# OBS doesn't record desktop audio from headphones



## Rojinx123 (Sep 6, 2021)

As it says in the title, my OBS doesn't record desktop audio exclusively from headphones, when i instead use my desktop speakers it works fine if i go back and adjust audio settings so that the desktop audio is using the right audio device(in this case it would be my speakers). I'm using manjaro - an archlinux derivative. I've tried setting desktop audio to default instead of specifying my headphones too but that doesn't work either. 

Thanks in advance,
Kyrillos


----------



## devguy (Sep 6, 2021)

Disable all the audio from your setting under: Settings ->Audio -> "Global Audio Devices", click OK. Next  for your Scense, add a "Audio Input Capture" source and see if you can get your headset mic added and working this way.

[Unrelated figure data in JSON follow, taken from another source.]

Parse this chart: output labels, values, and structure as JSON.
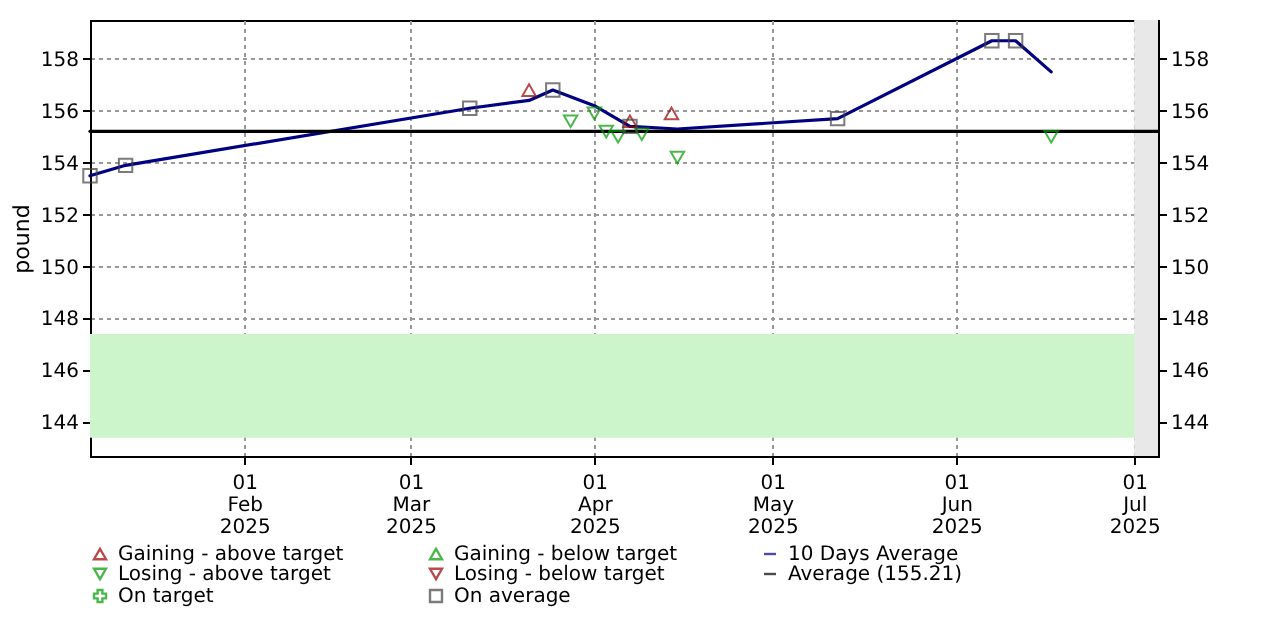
{
  "chart_data": {
    "type": "scatter",
    "ylabel": "pound",
    "xlim": [
      "2025-01-06",
      "2025-07-05"
    ],
    "xticks": [
      {
        "value": "2025-02-01",
        "label": "01\nFeb\n2025"
      },
      {
        "value": "2025-03-01",
        "label": "01\nMar\n2025"
      },
      {
        "value": "2025-04-01",
        "label": "01\nApr\n2025"
      },
      {
        "value": "2025-05-01",
        "label": "01\nMay\n2025"
      },
      {
        "value": "2025-06-01",
        "label": "01\nJun\n2025"
      },
      {
        "value": "2025-07-01",
        "label": "01\nJul\n2025"
      }
    ],
    "ylim": [
      142.7,
      159.5
    ],
    "yticks": [
      144,
      146,
      148,
      150,
      152,
      154,
      156,
      158
    ],
    "y2lim": [
      142.7,
      159.5
    ],
    "y2ticks": [
      144,
      146,
      148,
      150,
      152,
      154,
      156,
      158
    ],
    "grid": true,
    "legend": "bottom",
    "series": [
      {
        "name": "Gaining - above target",
        "type": "scatter",
        "marker": "triangle",
        "color": "#990000",
        "x": [
          "2025-03-21",
          "2025-04-07",
          "2025-04-14"
        ],
        "values": [
          156.8,
          155.6,
          155.9
        ]
      },
      {
        "name": "Gaining - below target",
        "type": "scatter",
        "marker": "triangle",
        "color": "#009900"
      },
      {
        "name": "10 Days Average",
        "type": "line",
        "marker": "none",
        "color": "#000080",
        "x": [
          "2025-01-06",
          "2025-01-12",
          "2025-03-11",
          "2025-03-21",
          "2025-03-25",
          "2025-04-01",
          "2025-04-07",
          "2025-04-15",
          "2025-05-12",
          "2025-06-07",
          "2025-06-11",
          "2025-06-17"
        ],
        "values": [
          153.5,
          153.9,
          156.1,
          156.4,
          156.8,
          156.2,
          155.4,
          155.3,
          155.7,
          158.7,
          158.7,
          157.5
        ]
      },
      {
        "name": "Losing - above target",
        "type": "scatter",
        "marker": "triangle-down",
        "color": "#009900",
        "x": [
          "2025-03-28",
          "2025-04-01",
          "2025-04-03",
          "2025-04-05",
          "2025-04-09",
          "2025-04-15",
          "2025-06-17"
        ],
        "values": [
          155.6,
          155.9,
          155.2,
          155.0,
          155.1,
          154.2,
          155.0
        ]
      },
      {
        "name": "Losing - below target",
        "type": "scatter",
        "marker": "triangle-down",
        "color": "#990000"
      },
      {
        "name": "Average (155.21)",
        "type": "line",
        "marker": "none",
        "color": "#000000",
        "x": [
          "2025-01-06",
          "2025-07-05"
        ],
        "values": [
          155.21,
          155.21
        ]
      },
      {
        "name": "On target",
        "type": "scatter",
        "marker": "cross",
        "color": "#009900"
      },
      {
        "name": "On average",
        "type": "scatter",
        "marker": "square",
        "color": "#444444",
        "x": [
          "2025-01-06",
          "2025-01-12",
          "2025-03-11",
          "2025-03-25",
          "2025-04-07",
          "2025-05-12",
          "2025-06-07",
          "2025-06-11"
        ],
        "values": [
          153.5,
          153.9,
          156.1,
          156.8,
          155.4,
          155.7,
          158.7,
          158.7
        ]
      }
    ],
    "bands": [
      {
        "axis": "y",
        "from": 143.4,
        "to": 147.4,
        "color": "#ccf5cc"
      },
      {
        "axis": "x",
        "from": "2025-07-01",
        "to": "2025-07-05",
        "color": "#e8e8e8"
      }
    ]
  }
}
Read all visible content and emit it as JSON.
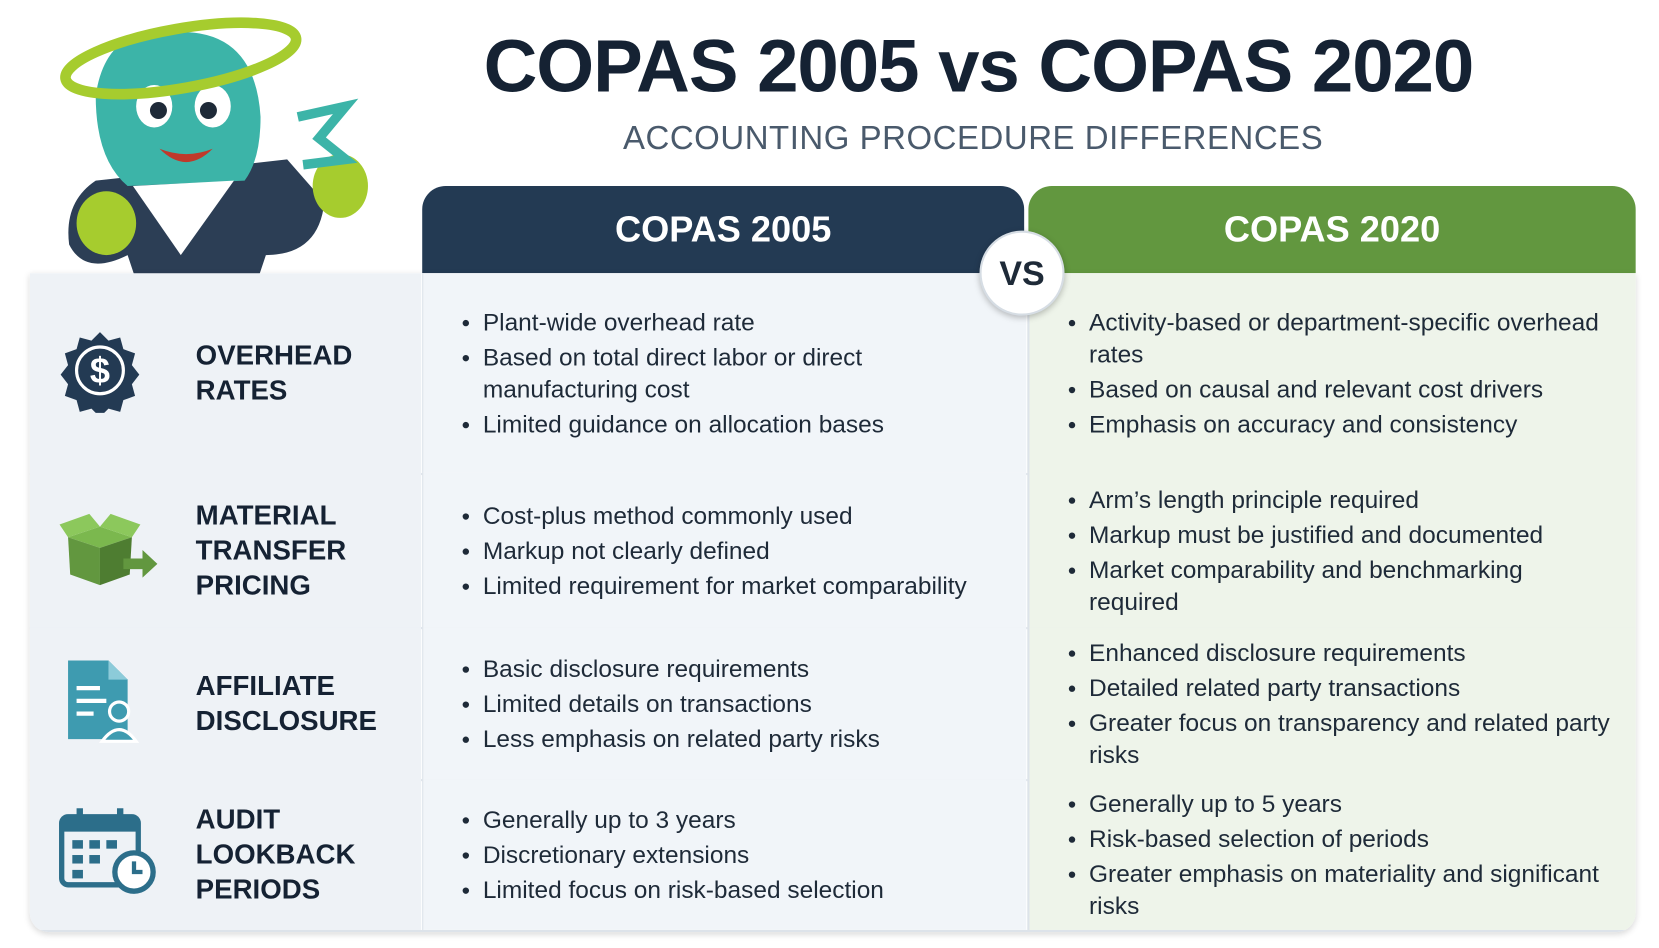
{
  "header": {
    "title": "COPAS 2005 vs COPAS 2020",
    "subtitle": "ACCOUNTING PROCEDURE DIFFERENCES"
  },
  "table": {
    "columns": [
      "COPAS 2005",
      "COPAS 2020"
    ],
    "vs": "VS",
    "rows": [
      {
        "label": "OVERHEAD RATES",
        "copas_2005": [
          "Plant-wide overhead rate",
          "Based on total direct labor or direct manufacturing cost",
          "Limited guidance on allocation bases"
        ],
        "copas_2020": [
          "Activity-based or department-specific overhead rates",
          "Based on causal and relevant cost drivers",
          "Emphasis on accuracy and consistency"
        ]
      },
      {
        "label": "MATERIAL TRANSFER PRICING",
        "copas_2005": [
          "Cost-plus method commonly used",
          "Markup not clearly defined",
          "Limited requirement for market comparability"
        ],
        "copas_2020": [
          "Arm’s length principle required",
          "Markup must be justified and documented",
          "Market comparability and benchmarking required"
        ]
      },
      {
        "label": "AFFILIATE DISCLOSURE",
        "copas_2005": [
          "Basic disclosure requirements",
          "Limited details on transactions",
          "Less emphasis on related party risks"
        ],
        "copas_2020": [
          "Enhanced disclosure requirements",
          "Detailed related party transactions",
          "Greater focus on transparency and related party risks"
        ]
      },
      {
        "label": "AUDIT LOOKBACK PERIODS",
        "copas_2005": [
          "Generally up to 3 years",
          "Discretionary extensions",
          "Limited focus on risk-based selection"
        ],
        "copas_2020": [
          "Generally up to 5 years",
          "Risk-based selection of periods",
          "Greater emphasis on materiality and significant risks"
        ]
      }
    ]
  }
}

You may need to exit OBS after and re-start it, sometimes I will experience OBS not detecting my usb mic and I have to do this.


----------



## Rojinx123 (Sep 7, 2021)

Ah sorry i probably didnt explain myself too well. My issue is that OBS isn't picking up desktop audio through my headphones, it is able to pick up my mic. For some reason, OBS can also pickup the desktop audio off my speakers - it doesn't work only with my headphone audio. I've tested OBS on windows 10 and it picks up my headphone audio, so the problem shouldnt be my headset either.


----------



## devguy (Oct 2, 2021)

You need to add a source to your scene, "Audio output source" this will record your audio from your desktop, then select a device.


----------